Kyle Walker nie byłby zadowolony z mistrzostwa Arsenalu. Dlaczego?
Przywiązanie
Obrońca Manchesteru City Kyle Walker rozmawiał z Rio Ferdinandem w programie Vibe with Five. Podczas trwania wywiadu padła bardzo ciekawa wypowiedź reprezentanta Anglii, który stwierdził, że wolałby, aby to Liverpool wygrał ewentualnie Premier League aniżeli Arsenal. Oczywiście ma to związek z tym, że Walker grał w Tottenhamie przez aż osiem lat, więc związał się z tym klubem, dla którego sąsiedzi z czerwonej strony miasta są dużymi historycznymi rywalami. 33-latek wystąpił w Spurs w 227 spotkaniach, zanim dołączył latem 2017 roku do ekipy Pepa Guardioli.
Wpływ City na Arsenal
Kyle zażartował sobie także z tego, jaki wpływ Manchester City wywarł na poprawę wyników Arsenalu, odnosząc się do Mikela Artety i byłych zawodników Obywateli:
- Oni (Arsenal) mają naszego byłego asystenta trenera (Artetę) na funkcji menedżera. Mają Zinchenko, który moim zdaniem jest bardzo dużą częścią tego zespołu i Gabriela Jesusa. Ale muszę być sprawiedliwy. Są teraz bardzo dobrym zespołem.

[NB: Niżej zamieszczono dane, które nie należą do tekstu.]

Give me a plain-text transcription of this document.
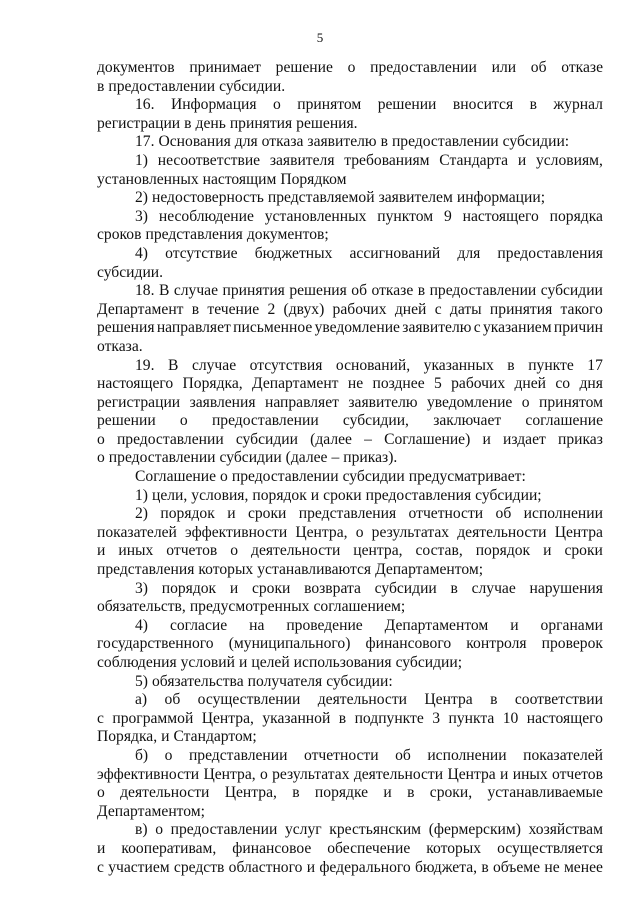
5
документов принимает решение о предоставлении или об отказе
в предоставлении субсидии.
16. Информация о принятом решении вносится в журнал
регистрации в день принятия решения.
17. Основания для отказа заявителю в предоставлении субсидии:
1) несоответствие заявителя требованиям Стандарта и условиям,
установленных настоящим Порядком
2) недостоверность представляемой заявителем информации;
3) несоблюдение установленных пунктом 9 настоящего порядка
сроков представления документов;
4) отсутствие бюджетных ассигнований для предоставления
субсидии.
18. В случае принятия решения об отказе в предоставлении субсидии
Департамент в течение 2 (двух) рабочих дней с даты принятия такого
решения направляет письменное уведомление заявителю с указанием причин
отказа.
19. В случае отсутствия оснований, указанных в пункте 17
настоящего Порядка, Департамент не позднее 5 рабочих дней со дня
регистрации заявления направляет заявителю уведомление о принятом
решении о предоставлении субсидии, заключает соглашение
о предоставлении субсидии (далее – Соглашение) и издает приказ
о предоставлении субсидии (далее – приказ).
Соглашение о предоставлении субсидии предусматривает:
1) цели, условия, порядок и сроки предоставления субсидии;
2) порядок и сроки представления отчетности об исполнении
показателей эффективности Центра, о результатах деятельности Центра
и иных отчетов о деятельности центра, состав, порядок и сроки
представления которых устанавливаются Департаментом;
3) порядок и сроки возврата субсидии в случае нарушения
обязательств, предусмотренных соглашением;
4) согласие на проведение Департаментом и органами
государственного (муниципального) финансового контроля проверок
соблюдения условий и целей использования субсидии;
5) обязательства получателя субсидии:
а) об осуществлении деятельности Центра в соответствии
с программой Центра, указанной в подпункте 3 пункта 10 настоящего
Порядка, и Стандартом;
б) о представлении отчетности об исполнении показателей
эффективности Центра, о результатах деятельности Центра и иных отчетов
о деятельности Центра, в порядке и в сроки, устанавливаемые
Департаментом;
в) о предоставлении услуг крестьянским (фермерским) хозяйствам
и кооперативам, финансовое обеспечение которых осуществляется
с участием средств областного и федерального бюджета, в объеме не менее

Obecnie w tabeli Premier League przewodzi Liverpool z 63 punktami na swoim koncie. Tuż za nimi znajduje się Manchester City, który traci punkt do lidera. Zamykający podium Arsenal natomiast ma stratę dwóch oczek do The Reds. Przewaga punktowa jest więc marginalna, a biorąc pod uwagę to, że do końca sezonu pozostało jeszcze 10 kolejek, to na tych miejscach może dojść wielokrotnie do przetasowań.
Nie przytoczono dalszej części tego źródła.